The long and short of the story is we went for a wellies walk along Norfolk’s lovely coast region, where the tide was out and the marsh lands remained full of abandoned boats. I had my four-month-old daughter in a baby carrier on my chest who was laughing away and loving every minute of it. There’s something about wearing wellies that makes you a little cocksure about where you tread and down on the banks I saw a couple of boats that I thought I would go and snap a few photos of; knowing my wellies would glide through all sorts of terrain. What I had accounted for was a sort of quick sand/cement mud, that when I turned to leave had taken hold of my welly and left me flat of my arse! What followed was a bit of panic, my wife also falling on her arse trying to save me, my baby girl screaming her head of from bashing her head on my chin, a very scared 3-year-old who was shaken with fear from what he was seeing, and a group of ‘friends’ literally belly laughing at the top of the bank as the trauma played out. I had literally made their day!
After a useless attempt to save the welly and my dignity, I gave up. I lost the welly about a foot into the ground, walked back to the car in one sock with half my body covered in mud, spent half-an-hour in a toilet naked trying to clean up with locals giving me all sorts of looks, and drove home in my boxers with my wife taking photos of me and sending it to her various WhatsApp groups to laugh even harder.
So I thought the only way to deal with this deep humiliation is to share the story, get over it and pretend there is some learning from it. The main learning is to engage your brain quicker when walking on dangerous terrain. However, I have concluded there are some deeper, more spiritual learnings if you look hard enough…

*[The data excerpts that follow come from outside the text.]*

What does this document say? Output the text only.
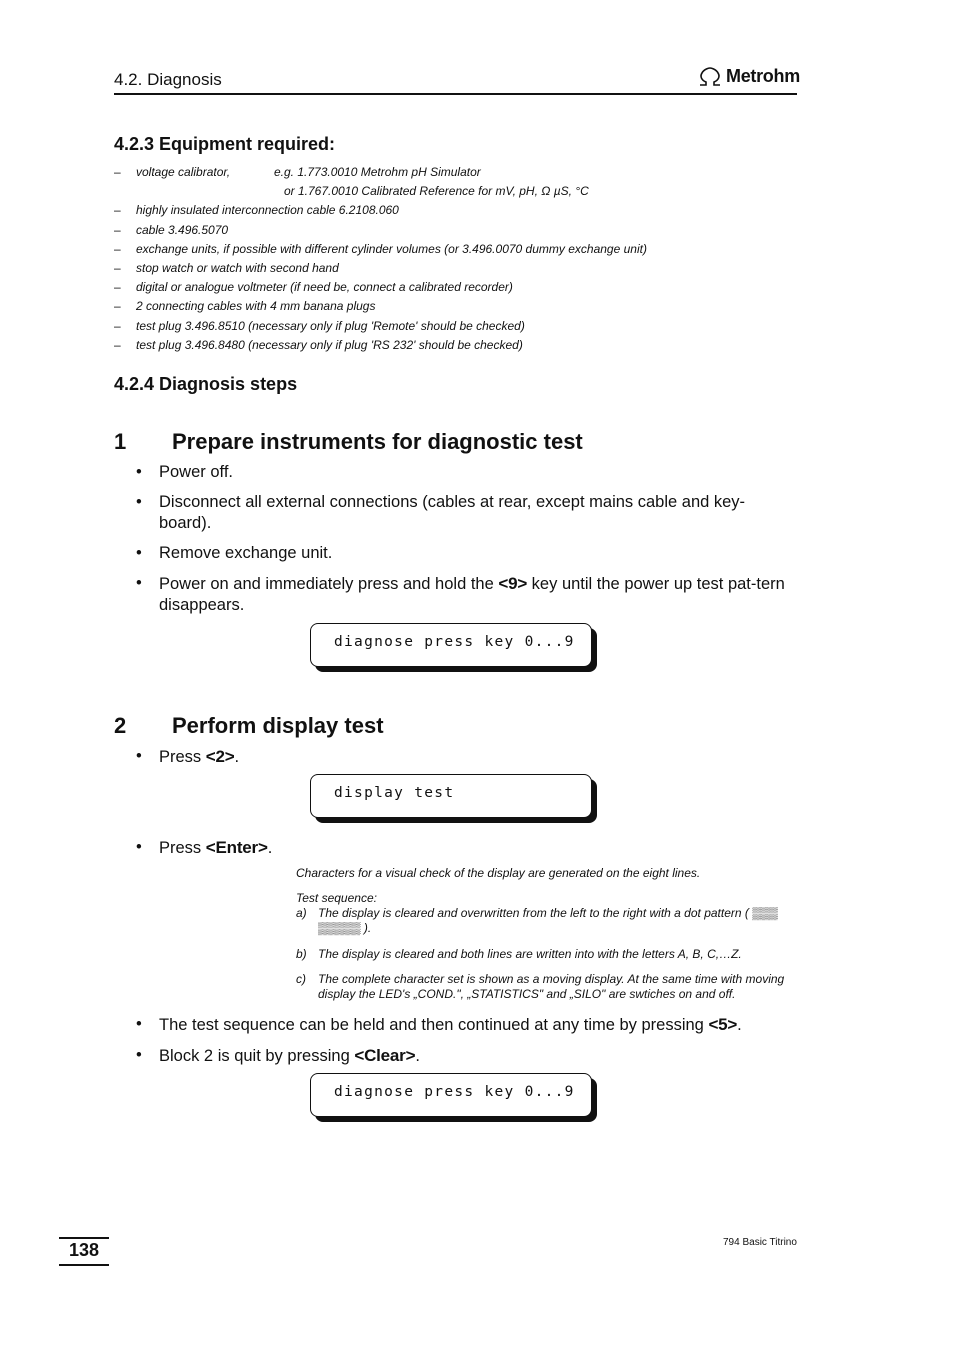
4.2. Diagnosis	Metrohm
4.2.3 Equipment required:
– voltage calibrator,	e.g. 1.773.0010 Metrohm pH Simulator
or 1.767.0010 Calibrated Reference for mV, pH, Ω µS, °C
– highly insulated interconnection cable 6.2108.060
– cable 3.496.5070
– exchange units, if possible with different cylinder volumes (or 3.496.0070 dummy exchange unit)
– stop watch or watch with second hand
– digital or analogue voltmeter (if need be, connect a calibrated recorder)
– 2 connecting cables with 4 mm banana plugs
– test plug 3.496.8510 (necessary only if plug 'Remote' should be checked)
– test plug 3.496.8480 (necessary only if plug 'RS 232' should be checked)
4.2.4 Diagnosis steps
1 Prepare instruments for diagnostic test
• Power off.
• Disconnect all external connections (cables at rear, except mains cable and key-board).
• Remove exchange unit.
• Power on and immediately press and hold the <9> key until the power up test pat-tern disappears.
diagnose press key 0...9
2 Perform display test
• Press <2>.
display test
• Press <Enter>.
Characters for a visual check of the display are generated on the eight lines.
Test sequence:
a) The display is cleared and overwritten from the left to the right with a dot pattern ( ▒▒▒ ▒▒▒▒▒ ).
b) The display is cleared and both lines are written into with the letters A, B, C,…Z.
c) The complete character set is shown as a moving display. At the same time with moving display the LED's „COND.", „STATISTICS" and „SILO" are swtiches on and off.
• The test sequence can be held and then continued at any time by pressing <5>.
• Block 2 is quit by pressing <Clear>.
diagnose press key 0...9
138	794 Basic Titrino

- In scary situations, remain calm. Panicking would have made the situation worse and I had a baby strapped to my chest. So before you react, take some time to think about the different choices you could make and how they will each play out.
- Your friends are arseholes (well mine were). Whilst some will try to help you, most don’t want to suffer the same fate as you, so they think about themselves whilst laughing at your misfortune. It’s something innate with humans. When the jokes on you it can feel lonely, but sometimes you have to laugh at yourself and the whole world will laugh with you.
- Humility. You need a lot of it. Someone said the one reason Donald Trump is able to be so successful is that he doesn’t feel shame. Deciding on how you deal with shame will shape you as a person. People who can’t laugh at themselves are miserable and awkward. We all have flaws, so embrace them.
- When you’re struggling for content ideas, write about the stuff that’s happening to you right now. Sometimes there is more value in your every day life that you give yourself credit for.
These lessons can also help you in sales, so try to apply the following:
- When sales are low, don’t panic and change tact. Review what you’re doing, seek advice and maybe the best thing to do is to keep focusing on your strategy.
- You will get a lot of rejection in life. It’s how you bounce back, learn, improve and deal with it, that will make you the person or business you want to be.
- Find interesting ways to tell your stories and give advice by using personal content that people can relate to.
Most importantly, be safe on walks!
Any lastly, if any of you are wondering what the masterpiece photo was that I took and made it all worthwhile; it’s the header image.